I guess I must be on the wrong page...
A vehicle at 15 mpg and 12,000 miles per year uses 800 gallons a year of gasoline.
A vehicle at 25 mpg and 12,000 miles per year uses 480 gallons a year. So, the average clunker transaction will reduce US gasoline consumption by 320 gallons per year.
They claim 700,000 vehicles – so that's 224 million gallons / year.
That equates to a bit over 5 million barrels of oil.
5 million barrels of oil is about ¼ of one day's US consumption.
And, 5 million barrels of oil costs about $350 million dollars at $75/bbl.
· So, we all contributed to spending $3 billion to save $350 million.
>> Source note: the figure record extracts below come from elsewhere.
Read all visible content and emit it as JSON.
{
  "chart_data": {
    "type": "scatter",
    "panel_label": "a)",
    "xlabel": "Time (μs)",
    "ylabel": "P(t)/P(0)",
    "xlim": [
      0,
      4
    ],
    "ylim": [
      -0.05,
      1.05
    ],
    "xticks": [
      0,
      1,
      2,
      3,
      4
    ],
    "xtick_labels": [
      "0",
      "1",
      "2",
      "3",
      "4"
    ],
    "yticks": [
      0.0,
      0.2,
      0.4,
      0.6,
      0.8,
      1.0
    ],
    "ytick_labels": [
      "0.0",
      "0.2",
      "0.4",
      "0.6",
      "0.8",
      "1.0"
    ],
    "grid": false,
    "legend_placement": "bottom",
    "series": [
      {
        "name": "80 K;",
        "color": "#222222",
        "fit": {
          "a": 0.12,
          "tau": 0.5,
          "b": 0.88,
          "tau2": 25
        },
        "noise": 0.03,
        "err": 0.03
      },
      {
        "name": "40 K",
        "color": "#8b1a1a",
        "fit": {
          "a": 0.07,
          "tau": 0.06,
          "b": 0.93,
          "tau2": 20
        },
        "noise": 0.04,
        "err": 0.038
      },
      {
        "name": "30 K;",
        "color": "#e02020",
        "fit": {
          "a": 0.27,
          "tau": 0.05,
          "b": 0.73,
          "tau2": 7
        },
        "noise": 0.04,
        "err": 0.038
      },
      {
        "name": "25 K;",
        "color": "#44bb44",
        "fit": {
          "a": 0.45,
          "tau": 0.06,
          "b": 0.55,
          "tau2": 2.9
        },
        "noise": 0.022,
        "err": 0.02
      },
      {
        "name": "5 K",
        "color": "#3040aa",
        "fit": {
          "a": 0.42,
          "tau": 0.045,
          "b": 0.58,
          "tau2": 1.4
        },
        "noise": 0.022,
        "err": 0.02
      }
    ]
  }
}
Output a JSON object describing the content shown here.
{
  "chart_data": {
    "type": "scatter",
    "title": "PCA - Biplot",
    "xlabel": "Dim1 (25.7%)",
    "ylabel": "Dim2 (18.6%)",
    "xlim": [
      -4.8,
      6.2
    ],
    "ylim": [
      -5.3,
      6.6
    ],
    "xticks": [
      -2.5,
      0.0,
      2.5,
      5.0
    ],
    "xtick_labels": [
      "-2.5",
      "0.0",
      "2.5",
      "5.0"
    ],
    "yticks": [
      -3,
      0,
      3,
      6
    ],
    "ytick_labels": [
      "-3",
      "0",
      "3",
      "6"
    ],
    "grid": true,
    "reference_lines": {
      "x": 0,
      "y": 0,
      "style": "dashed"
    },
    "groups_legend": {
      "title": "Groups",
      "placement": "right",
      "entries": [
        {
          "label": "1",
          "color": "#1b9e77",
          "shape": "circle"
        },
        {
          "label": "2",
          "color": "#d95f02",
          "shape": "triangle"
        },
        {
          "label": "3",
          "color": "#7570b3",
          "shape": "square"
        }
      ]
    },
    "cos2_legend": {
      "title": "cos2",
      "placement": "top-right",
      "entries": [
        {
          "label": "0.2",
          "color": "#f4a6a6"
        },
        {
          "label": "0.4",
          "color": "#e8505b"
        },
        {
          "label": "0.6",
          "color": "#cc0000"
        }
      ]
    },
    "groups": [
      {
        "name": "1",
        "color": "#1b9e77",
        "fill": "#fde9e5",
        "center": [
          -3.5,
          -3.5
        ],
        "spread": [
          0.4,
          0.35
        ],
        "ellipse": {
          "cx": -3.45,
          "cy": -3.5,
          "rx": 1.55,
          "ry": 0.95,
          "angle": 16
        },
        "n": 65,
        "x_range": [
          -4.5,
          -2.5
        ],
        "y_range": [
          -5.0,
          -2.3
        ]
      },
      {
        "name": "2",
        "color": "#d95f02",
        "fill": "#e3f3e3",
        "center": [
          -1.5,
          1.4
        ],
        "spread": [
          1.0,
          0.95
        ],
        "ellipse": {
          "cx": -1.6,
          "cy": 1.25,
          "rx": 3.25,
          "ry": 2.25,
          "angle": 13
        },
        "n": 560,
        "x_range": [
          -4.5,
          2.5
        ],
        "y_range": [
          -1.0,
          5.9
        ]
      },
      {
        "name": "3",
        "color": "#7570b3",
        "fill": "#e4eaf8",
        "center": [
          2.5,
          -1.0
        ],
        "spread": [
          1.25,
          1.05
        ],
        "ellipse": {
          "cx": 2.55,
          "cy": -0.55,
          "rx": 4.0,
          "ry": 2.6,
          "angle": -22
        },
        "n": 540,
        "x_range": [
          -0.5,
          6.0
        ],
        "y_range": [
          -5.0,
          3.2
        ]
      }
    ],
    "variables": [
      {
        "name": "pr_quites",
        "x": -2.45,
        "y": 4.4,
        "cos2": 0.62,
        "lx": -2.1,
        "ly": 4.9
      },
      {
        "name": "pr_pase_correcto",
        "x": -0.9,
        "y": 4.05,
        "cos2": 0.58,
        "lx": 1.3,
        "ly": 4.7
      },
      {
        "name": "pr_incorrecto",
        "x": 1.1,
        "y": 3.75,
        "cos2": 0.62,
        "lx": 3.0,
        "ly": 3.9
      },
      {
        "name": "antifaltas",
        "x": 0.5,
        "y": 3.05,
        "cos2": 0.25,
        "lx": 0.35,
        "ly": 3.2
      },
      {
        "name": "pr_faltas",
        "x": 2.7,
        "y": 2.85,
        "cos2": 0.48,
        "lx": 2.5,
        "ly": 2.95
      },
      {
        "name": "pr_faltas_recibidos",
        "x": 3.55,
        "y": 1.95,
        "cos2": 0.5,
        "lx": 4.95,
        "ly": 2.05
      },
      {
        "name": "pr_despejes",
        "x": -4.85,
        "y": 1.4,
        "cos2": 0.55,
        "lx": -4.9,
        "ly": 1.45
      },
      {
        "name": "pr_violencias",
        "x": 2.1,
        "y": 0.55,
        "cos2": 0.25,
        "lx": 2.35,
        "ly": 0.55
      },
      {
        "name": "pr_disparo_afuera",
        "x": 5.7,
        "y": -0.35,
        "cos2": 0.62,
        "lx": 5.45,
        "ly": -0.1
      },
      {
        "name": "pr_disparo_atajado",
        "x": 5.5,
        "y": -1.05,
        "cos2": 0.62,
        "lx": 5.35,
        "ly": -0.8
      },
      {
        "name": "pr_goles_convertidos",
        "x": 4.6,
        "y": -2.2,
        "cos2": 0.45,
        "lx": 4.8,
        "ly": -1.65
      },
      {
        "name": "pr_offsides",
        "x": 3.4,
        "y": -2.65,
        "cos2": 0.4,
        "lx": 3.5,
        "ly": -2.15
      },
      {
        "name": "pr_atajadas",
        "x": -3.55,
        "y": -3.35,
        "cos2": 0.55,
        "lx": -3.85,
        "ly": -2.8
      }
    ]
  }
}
How good a deal was that ???
Makes the idea of government run healthcare seem even more of a bad idea.
I agree Billy, I don't know why they didn't call this program, "PAYBACK TO THE UNION VOTE" instead of Cash for Clunkers.
Cuz those cars are only gonna last one year, right?
Talk about the wrong page, Frank. ;D Checkout ol' Clydell:
Department of Transportation spokesperson Tavonda Mantovani, 36-24-38, said that DOT has received dozens of calls about people misinterpreting the Cash for Clunkers program.
Stonewall F. Thicketcutt, president of the The First Mason Dixon Line Bank in Pocahontas, Arkansas said that three times last week individuals walked in with chickens under their arms.
One of the bank tellers asked one of the individuals what in the world he was doing with the chickens. The man replied, "I's bringin' 'em in so that I can get me some of that there Obama cash money."
Thicketcutt asked one elderly farmer named Clydell Rufus Hollowstill, who said he was either 94, or 97, what in the world he was doing in the bank lobby with a cage filled with chickens.
Hollowstill replied, "I'm here to take advantage of y'all's Cash for Cluckers program.
Cash for Cluckers? Thicketcutt hollered.
"Yes sir, that be right."
"Oh my goodness. Sir, it's Cash for Clunkers, Clunkers with an 'N,' not a 'C'..... Cash for Clunkers.
"Damn liars!" he yelled. "I am gettin' myself all fed up with all of this political lying goin' on. First Billy Clinton lies to us about that bitch intern Harmonica Lowenbrau and then Georgy Bush lies about dem weapons of mass distraction, and now you tell me that the brother is lying about my chickens."
"Sorry sir."
"Sorry? Sorry? Tell that to my chickens. I told them all this mornin' that I was not gonna be takin' 'em over to Cacklin' Cal's Cackle-Cackle Chicken House Diner because America wanted to study them for some kind of damn fowl feathers research. And now I'm gonna have to go back on my word and take them over to Cacklin' Cal's Cackle-Cackle Chicken House Diner after all, where they'll all be turned into chicken nuggets, chicken tenders, chicken wings, and chicken titties."
"Sorry sir. And if you would please hurry because the little darlin's are startin' to shit all over the bank floor."
"Don't worry about it, Junior. It's only chicken shit."
WARPH, you the man, I love it.
....or how about this "Cash for Clunker".... Brett Farve to the Minnesota Vikings!
I think I ran into Clydell Rufus Hollowstill over in Bug Scuffle last week. ;D
He was trying to trade those chickens for some yeast and copper line. 8)
Quote from: Warph on September 13, 2009, 11:42:44 AM
....or how about this "Cash for Clunker".... Brett Farve to the Minnesota Vikings!
HEY!!!! No dissin the Packers! OR Favre!!!
I never dissed the Packers AND Favre together. Seperately though, that's an entirely different situation.
BOO! HISS! BOO! HISS! BOO! HISS! BOO! HISS! BOO! HISS!